Personal information
- Full name: Benjamin Bediako Boakye
- Date of birth: 7 March 2005 (age 21)
- Place of birth: Pforzheim, Germany
- Height: 1.80 m (5 ft 11 in)
- Position: Winger

Team information
- Current team: Arminia Bielefeld
- Number: 27

Youth career
- 0000–2014: TSV Sielmingen
- 2014–2015: Stuttgarter Kickers
- 2016–2024: VfB Stuttgart

Senior career*
- Years: Team / Apps / (Gls)
- 2023–2025: VfB Stuttgart II / 42 / (6)
- 2024–2025: VfB Stuttgart / 0 / (0)
- 2025–: Arminia Bielefeld / 25 / (1)

International career^{‡}
- 2022: Germany U18 / 2 / (0)

= Benjamin Boakye =

German footballer (born 2005)

Benjamin Bediako Boakye (born 7 March 2005) is a German professional footballer who plays as a winger for club Arminia Bielefeld.

==Early life==
Boakye was born on 7 March 2005 in Pforzheim, Germany. A native of Filderstadt, Germany he is of Ghanaian descent through his parents.

==Club career==
As a youth player, Boakye joined the youth academy of TSV Sielmingen. In 2014, he joined the youth academy of Stuttgarter Kickers. One year later, he joined the youth academy of VfB Stuttgart, where he played in the UEFA Youth League, and was promoted to the club's reserve team in 2023 before being promoted to their senior team in 2024. German newspaper Stuttgarter Zeitung wrote in 2023 that he was "one of the hottest talents in VfB Stuttgart's talent pool". On 27 November 2024, he debuted for them during a 1–5 away loss to Red Star Belgrade in the UEFA Champions League.

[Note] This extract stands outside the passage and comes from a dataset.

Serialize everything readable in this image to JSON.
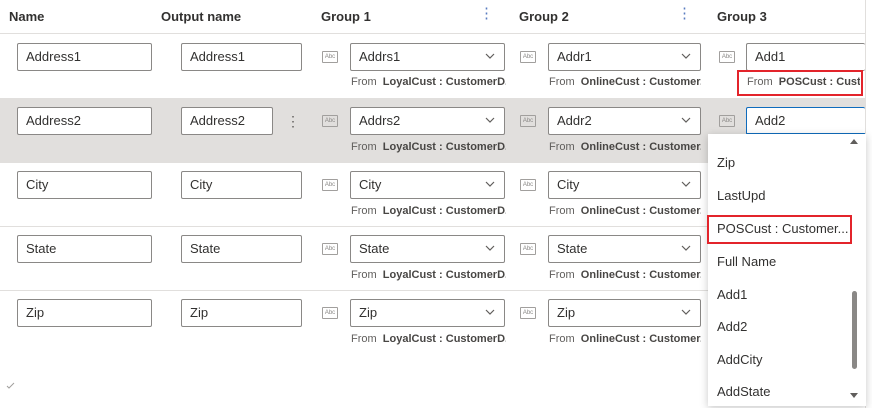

On 1 July 2025, Boakye signed with Arminia Bielefeld in 2. Bundesliga.

==International career==
Boakye is a Germany youth international and is eligible to represent Ghana internationally through his parents. On 25 November 2022, he debuted for the Germany national under-18 football team during a 1–1 away friendly draw with the Czech Republic national under-18 football team.